The shareholder question followed Mapletree Commercial Trust and Mapletree North Asia Commercial Trust announcing at end-December a plan to merge into Mapletree Pan-Asia Commercial Trust in a S$4.22 billion deal, creating one of Asia’s top-10 largest REITs with assets across Singapore, South Korea, China, Hong Kong and Japan.
Mapletree Logistics Trust is holding an EGM on 13 January for shareholders to approve the acquisition of 16 properties, including 13 in China and three in Vietnam, and the issuance of new shares to partially finance the deals.
In response to a shareholder question about acquiring assets in China amid the government’s regulatory crackdown, Mapletree Logistics said the clampdown appeared focusing on sectors such as technology, gaming, education and property, and appeared prompted by efforts to curb monopolistic market activity, improving data security and ensuring “common prosperity.”

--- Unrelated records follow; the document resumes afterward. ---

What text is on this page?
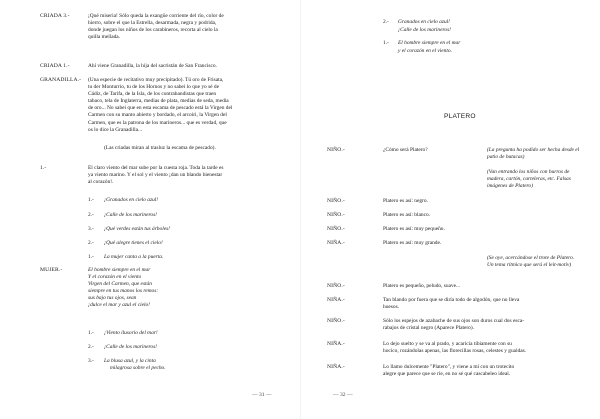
CRIADA 3.-	¡Qué miseria! Sólo queda la exangüe corriente del río, color de
hierro, sobre el que la Estrella, desarmada, negra y podrida,
donde juegan los niños de los carabineros, recorta al cielo la
quilla mellada.
CRIADA 1.-	Ahí viene Granadilla, la hija del sacristán de San Francisco.
GRANADILLA.- (Una especie de recitativo muy precipitado). Tú oro de Frisata,
tu der Monturrio, tu de los Hornos y no sabei lo que yo sé de
Cádiz, de Tarifa, de la Isla, de los contrabandistas que traen
tabaco, tela de Inglaterra, medias de plata, medias de seda, media
de oro... No sabei que en esta escama de pescado está la Virgen del
Carmen con su manto abierto y bordado, el arcoiri, la Virgen del
Carmen, que es la patrona de los marineros... que es verdad, que
os lo dice la Granadilla...
(Las criadas miran al trasluz la escama de pescado).
1.-	El claro viento del mar sube por la cuesta roja. Toda la tarde es
ya viento marino. Y el sol y el viento ¡dan un blando bienestar
al corazón!.
1.- ¡Granados en cielo azul!
2.- ¡Calle de los marineros!
3.- ¡Qué verdes están tus árboles!
2.- ¡Qué alegre tienes el cielo!
1.- La mujer canta a la puerta.
MUJER.-	El hombre siempre en el mar
Y el corazón en el viento
Virgen del Carmen, que están
siempre en tus manos los remos:
sus bajo tus ojos, sean
¡dulce el mar y azul el cielo!
1.- ¡Viento ilusorio del mar!
2.- ¡Calle de los marineros!
3.- La blusa azul, y la cinta
milagrosa sobre el pecho.
— 31 —
2.- Granados en cielo azul!
¡Calle de los marineros!
1.- El hombre siempre en el mar
y el corazón en el viento.
PLATERO
NIÑO.-	¿Cómo será Platero?	(La pregunta ha podido ser hecha desde el
patio de butacas)
(Van entrando los niños con burros de
madera, cartón, carteleras, etc. Falsas
imágenes de Platero)
NIÑO.-	Platero es así: negro.
NIÑO.-	Platero es así: blanco.
NIÑO.-	Platero es así: muy pequeño.
NIÑA.-	Platero es así: muy grande.
(Se oye, acercándose el trote de Platero.
Un tema rítmico que será el leit-motiv)
NIÑO.-	Platero es pequeño, peludo, suave...
NIÑA.-	Tan blando por fuera que se diría todo de algodón, que no lleva
huesos.
NIÑO.-	Sólo los espejos de azabache de sus ojos son duros cual dos esca-
rabajos de cristal negro (Aparece Platero).
NIÑA.-	Lo dejo suelto y se va al prado, y acaricia tibiamente con su
hocico, rozándolas apenas, las florecillas rosas, celestes y gualdas.
NIÑA.-	Lo llamo dulcemente "Platero", y viene a mí con un trotecito
alegre que parece que se ríe, en no sé qué cascabeleo ideal.
— 32 —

“The manager believes that the logistics sector has not been disadvantaged by the government’s regulatory tightening actions and that infrastructure and logistics hubs development have always been top priorities on the national agenda. They often receive strong government support as they help promote economic growth and urbanisation, especially for the less developed areas,” Mapletree Logistics said.
The trust added that the China acquisitions will expand its presence on the mainland to capitalize on favorable market trends and to capture growth opportunities.

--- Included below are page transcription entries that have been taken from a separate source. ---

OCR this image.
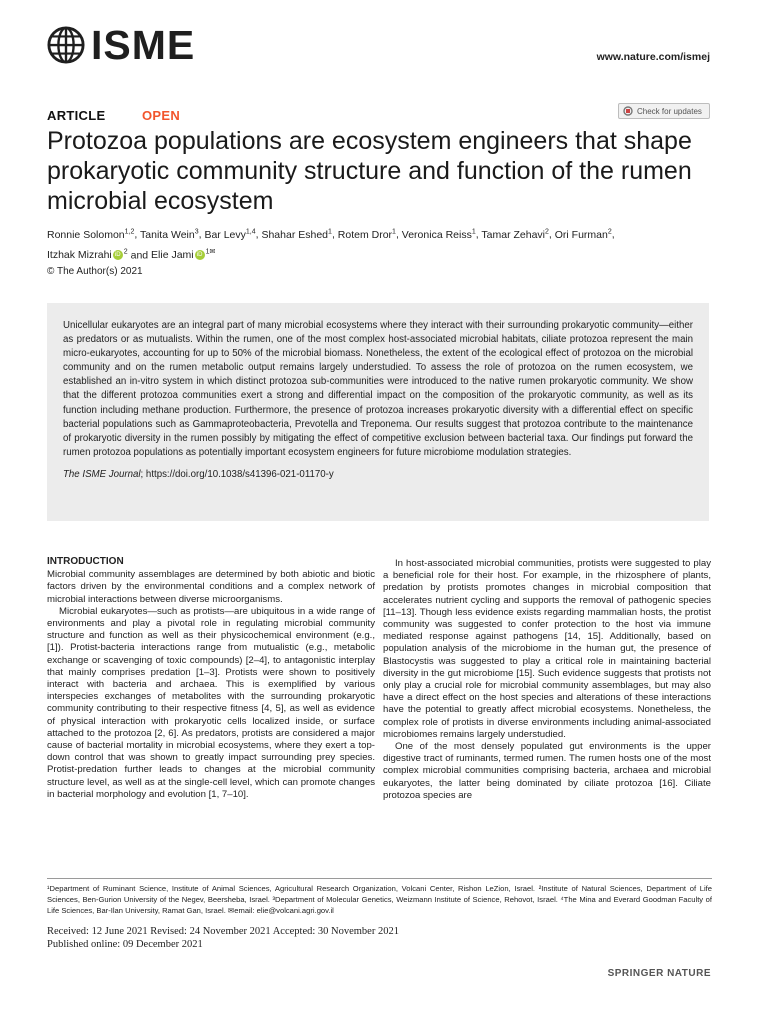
ISME	www.nature.com/ismej
ARTICLE	OPEN	Check for updates
Protozoa populations are ecosystem engineers that shape prokaryotic community structure and function of the rumen microbial ecosystem
Ronnie Solomon$^{1,2}$, Tanita Wein$^3$, Bar Levy$^{1,4}$, Shahar Eshed$^1$, Rotem Dror$^1$, Veronica Reiss$^1$, Tamar Zehavi$^2$, Ori Furman$^2$,
Itzhak Mizrahi iD $^2$ and Elie Jami iD $^{1✉}$
© The Author(s) 2021

Unicellular eukaryotes are an integral part of many microbial ecosystems where they interact with their surrounding prokaryotic community—either as predators or as mutualists. Within the rumen, one of the most complex host-associated microbial habitats, ciliate protozoa represent the main micro-eukaryotes, accounting for up to 50% of the microbial biomass. Nonetheless, the extent of the ecological effect of protozoa on the microbial community and on the rumen metabolic output remains largely understudied. To assess the role of protozoa on the rumen ecosystem, we established an in-vitro system in which distinct protozoa sub-communities were introduced to the native rumen prokaryotic community. We show that the different protozoa communities exert a strong and differential impact on the composition of the prokaryotic community, as well as its function including methane production. Furthermore, the presence of protozoa increases prokaryotic diversity with a differential effect on specific bacterial populations such as Gammaproteobacteria, Prevotella and Treponema. Our results suggest that protozoa contribute to the maintenance of prokaryotic diversity in the rumen possibly by mitigating the effect of competitive exclusion between bacterial taxa. Our findings put forward the rumen protozoa populations as potentially important ecosystem engineers for future microbiome modulation strategies.

The ISME Journal; https://doi.org/10.1038/s41396-021-01170-y

INTRODUCTION

Microbial community assemblages are determined by both abiotic and biotic factors driven by the environmental conditions and a complex network of microbial interactions between diverse microorganisms.

Microbial eukaryotes—such as protists—are ubiquitous in a wide range of environments and play a pivotal role in regulating microbial community structure and function as well as their physicochemical environment (e.g., [1]). Protist-bacteria interactions range from mutualistic (e.g., metabolic exchange or scavenging of toxic compounds) [2–4], to antagonistic interplay that mainly comprises predation [1–3]. Protists were shown to positively interact with bacteria and archaea. This is exemplified by various interspecies exchanges of metabolites with the surrounding prokaryotic community contributing to their respective fitness [4, 5], as well as evidence of physical interaction with prokaryotic cells localized inside, or surface attached to the protozoa [2, 6]. As predators, protists are considered a major cause of bacterial mortality in microbial ecosystems, where they exert a top-down control that was shown to greatly impact surrounding prey species. Protist-predation further leads to changes at the microbial community structure level, as well as at the single-cell level, which can promote changes in bacterial morphology and evolution [1, 7–10].

In host-associated microbial communities, protists were suggested to play a beneficial role for their host. For example, in the rhizosphere of plants, predation by protists promotes changes in microbial composition that accelerates nutrient cycling and supports the removal of pathogenic species [11–13]. Though less evidence exists regarding mammalian hosts, the protist community was suggested to confer protection to the host via immune mediated response against pathogens [14, 15]. Additionally, based on population analysis of the microbiome in the human gut, the presence of Blastocystis was suggested to play a critical role in maintaining bacterial diversity in the gut microbiome [15]. Such evidence suggests that protists not only play a crucial role for microbial community assemblages, but may also have a direct effect on the host species and alterations of these interactions have the potential to greatly affect microbial ecosystems. Nonetheless, the complex role of protists in diverse environments including animal-associated microbiomes remains largely understudied.

One of the most densely populated gut environments is the upper digestive tract of ruminants, termed rumen. The rumen hosts one of the most complex microbial communities comprising bacteria, archaea and microbial eukaryotes, the latter being dominated by ciliate protozoa [16]. Ciliate protozoa species are

¹Department of Ruminant Science, Institute of Animal Sciences, Agricultural Research Organization, Volcani Center, Rishon LeZion, Israel. ²Institute of Natural Sciences, Department of Life Sciences, Ben-Gurion University of the Negev, Beersheba, Israel. ³Department of Molecular Genetics, Weizmann Institute of Science, Rehovot, Israel. ⁴The Mina and Everard Goodman Faculty of Life Sciences, Bar-Ilan University, Ramat Gan, Israel. ✉email: elie@volcani.agri.gov.il
Received: 12 June 2021 Revised: 24 November 2021 Accepted: 30 November 2021
Published online: 09 December 2021
SPRINGER NATURE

A shareholder also expressed concerns about China’s zero-Covid strategy and how it might affect growth.
Mapletree Logistics pointed to the properties’ Grade A specifications were a benefit in a market with a relatively limited supply of Grade A facilities.
“We believe the long-term fundamentals of the Chinese logistics sector remain compelling, driven by urbanisation and domestic consumption growth, including e-commerce, which underpins the strong demand for Grade A logistics facilities,” the trust said. “In addition, higher e-commerce adoption and a greater emphasis on supply chain resiliency due to the pandemic have led to stronger demand for modern logistics facilities.”